Des crepitudes

À O. Le bogoss qui sert de mari à ma pote.
La décrépitude est la fin la plus atroce qui soit. Pour une maison. Quoi de plus affreux, il est vrai, que ces maisons mal, plus entretenues, qui nous laisse à voir leurs moëllons, briques et autres parpaings.  Une maison décrépie, c’est une bimbo dont les artifices mammaires ont été retirés mais qui, en plus n’a pas eu la chance d’être recousue.  On voit le dedans, les viscères, ce que de toutes nos vies, nous nous acharnons à cacher. La décrépitude, c’est Brigitte Bardot.  Maintenant.  C’est la vérité à nu, dans sa plus cruelle franchise. Une méchante petite personne mesquine, moche.  Ce qu’on ne voyait pas dans ses jeunes années, éblouis par la blondeur, les yeux mutins, le cul arrogant. Laide, aujourd’hui, le cheveu foutraque, et le postérieur ridé, elle nous apparaît dans sa vérité, et sa décrépitude à elle nous, pardon, me dégoûte.  Et m’effraie.
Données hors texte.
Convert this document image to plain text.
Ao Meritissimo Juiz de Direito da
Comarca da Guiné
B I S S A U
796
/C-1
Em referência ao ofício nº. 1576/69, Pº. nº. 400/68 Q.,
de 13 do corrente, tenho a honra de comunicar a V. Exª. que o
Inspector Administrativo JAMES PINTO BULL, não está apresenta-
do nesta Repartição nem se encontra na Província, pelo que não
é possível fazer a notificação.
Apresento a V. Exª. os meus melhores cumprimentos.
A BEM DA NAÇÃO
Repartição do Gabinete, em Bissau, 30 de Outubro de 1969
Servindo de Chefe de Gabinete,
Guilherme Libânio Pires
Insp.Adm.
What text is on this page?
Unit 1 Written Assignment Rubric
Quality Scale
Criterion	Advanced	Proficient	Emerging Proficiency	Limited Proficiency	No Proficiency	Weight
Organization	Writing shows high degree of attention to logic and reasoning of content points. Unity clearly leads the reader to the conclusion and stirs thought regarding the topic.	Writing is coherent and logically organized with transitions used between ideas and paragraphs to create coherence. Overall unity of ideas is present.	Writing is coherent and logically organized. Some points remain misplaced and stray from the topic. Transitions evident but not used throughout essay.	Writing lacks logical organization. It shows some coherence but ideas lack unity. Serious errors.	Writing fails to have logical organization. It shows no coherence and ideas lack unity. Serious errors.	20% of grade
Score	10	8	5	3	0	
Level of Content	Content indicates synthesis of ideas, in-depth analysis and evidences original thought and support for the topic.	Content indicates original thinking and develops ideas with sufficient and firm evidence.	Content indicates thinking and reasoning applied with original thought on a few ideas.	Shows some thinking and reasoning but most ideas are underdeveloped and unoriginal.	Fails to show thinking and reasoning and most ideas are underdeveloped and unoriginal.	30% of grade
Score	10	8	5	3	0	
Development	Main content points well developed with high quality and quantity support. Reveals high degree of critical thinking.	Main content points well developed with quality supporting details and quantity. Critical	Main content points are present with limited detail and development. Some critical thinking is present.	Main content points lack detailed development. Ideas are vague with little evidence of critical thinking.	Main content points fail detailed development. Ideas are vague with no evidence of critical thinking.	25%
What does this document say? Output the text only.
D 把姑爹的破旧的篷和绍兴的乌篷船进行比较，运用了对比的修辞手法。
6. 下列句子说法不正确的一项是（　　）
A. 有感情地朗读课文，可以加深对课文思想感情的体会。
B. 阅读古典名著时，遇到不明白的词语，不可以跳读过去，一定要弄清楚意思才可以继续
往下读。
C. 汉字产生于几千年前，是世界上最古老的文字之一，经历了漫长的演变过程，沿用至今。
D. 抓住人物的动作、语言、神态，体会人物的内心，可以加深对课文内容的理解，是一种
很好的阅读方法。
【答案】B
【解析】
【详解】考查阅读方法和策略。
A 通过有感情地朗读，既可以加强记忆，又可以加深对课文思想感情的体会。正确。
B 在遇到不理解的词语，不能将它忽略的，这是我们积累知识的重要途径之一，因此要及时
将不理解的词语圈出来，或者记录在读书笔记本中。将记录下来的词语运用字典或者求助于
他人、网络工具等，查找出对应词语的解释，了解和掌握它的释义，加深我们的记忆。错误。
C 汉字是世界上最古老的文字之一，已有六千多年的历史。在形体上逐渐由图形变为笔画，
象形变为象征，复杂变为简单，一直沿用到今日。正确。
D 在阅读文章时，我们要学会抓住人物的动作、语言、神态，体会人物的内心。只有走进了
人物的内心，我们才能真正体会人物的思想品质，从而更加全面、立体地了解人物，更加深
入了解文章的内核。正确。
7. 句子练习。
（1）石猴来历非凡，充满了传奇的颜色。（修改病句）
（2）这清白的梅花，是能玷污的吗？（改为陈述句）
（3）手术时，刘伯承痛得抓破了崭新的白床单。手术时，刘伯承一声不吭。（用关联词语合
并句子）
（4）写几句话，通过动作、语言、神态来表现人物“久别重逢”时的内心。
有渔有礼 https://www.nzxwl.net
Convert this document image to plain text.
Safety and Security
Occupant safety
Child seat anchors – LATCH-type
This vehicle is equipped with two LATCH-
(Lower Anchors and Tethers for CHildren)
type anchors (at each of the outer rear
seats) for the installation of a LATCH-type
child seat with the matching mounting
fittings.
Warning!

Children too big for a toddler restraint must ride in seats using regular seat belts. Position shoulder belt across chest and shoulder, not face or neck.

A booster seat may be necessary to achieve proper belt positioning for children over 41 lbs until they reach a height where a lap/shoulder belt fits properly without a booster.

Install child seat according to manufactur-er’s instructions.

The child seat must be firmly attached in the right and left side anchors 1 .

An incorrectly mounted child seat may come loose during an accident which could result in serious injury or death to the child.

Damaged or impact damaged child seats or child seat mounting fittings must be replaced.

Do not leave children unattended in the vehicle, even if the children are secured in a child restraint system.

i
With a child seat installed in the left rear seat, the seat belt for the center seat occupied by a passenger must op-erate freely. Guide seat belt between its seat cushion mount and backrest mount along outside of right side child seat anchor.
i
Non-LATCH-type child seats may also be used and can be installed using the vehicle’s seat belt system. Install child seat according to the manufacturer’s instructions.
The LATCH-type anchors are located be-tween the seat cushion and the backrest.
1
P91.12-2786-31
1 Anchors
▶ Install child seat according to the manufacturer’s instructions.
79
Nous aimerions tous vieillir sagement, bellement, que les nombreuses rides apparues ne soient que le récit de nos vies exemplaires et palpitantes, qu’elles nous embellissent finalement, montrant à nos enfants, que vieillir est une belle aventure. Nous aimerions décrépir joliment. Gardant notre esprit affûté, notre sens de l’humour intact et nos corps encore assez aguerris pour aller visiter le monde que nous n’avons eu le temps que d’apercevoir depuis nos écrans de télé du temps de notre vie dite active.
Et pourquoi non?
Si dans nos entourages , plus ou moins proches, nos vieux ne ressemblent pas tous à Stephane Hessel ou à la mémé de la boom (1 et 2), est-on condamné au même sort? Est-on condamné à devenir égocentrés, pleurnichards, oublieux? Est-on condamné à rétrécir nos vies, nos esprits jusqu’à être assez petits pour rentrer dans l’urne qu’on nous choisira en fin de compte?
Et quand bien même.  Quand bien même, nous serions destinés à devenir de vieux cons, en attendant, ne peux t-on , ne doit t-on pas s’acharner à être de beaux adultes, de sublimes futurs vieillissants? Qui sait, si, par la force de l’habitude, nous ne serions pas, au final et par mégarde, des vieux con-venables?
Nous sommes éternellement insatisfaits. Que la mort nous prenne par derrière, alors que  nous sommes en pleine forme et encore plein de projets et nous la trouvons cruelle.  Nous crions que ce n’était pas notre heure. Qu’elle nous oublie, qu’elle nous laisse nous décrépir, nous pisser dessus en bavant, nous avilenir, qu’elle nous abandonne et ce sont nos enfants qui crient au scandale.
Je me souhaite de décrépir. Je nous le souhaite à tous. Espérant que le crépi parti, mes os, mon coeur et mon cerveau soient jolis. Espérant toujours regarder l’avenir, même s’il ressemble de plus en plus à un tunnel avec une lumière au fond.  Espérant être encore assez drôle, ou au moins être drôlement folle pour faire sourire mes arrières petits enfants.
Comme vous pouvez le constater, j’ai une haute vision de mon futur moi même.  C’est peut être ça que l’on appelle l’ambition.
Comme vous pouvez le constater, je n’aime pas Brigitte Bardot.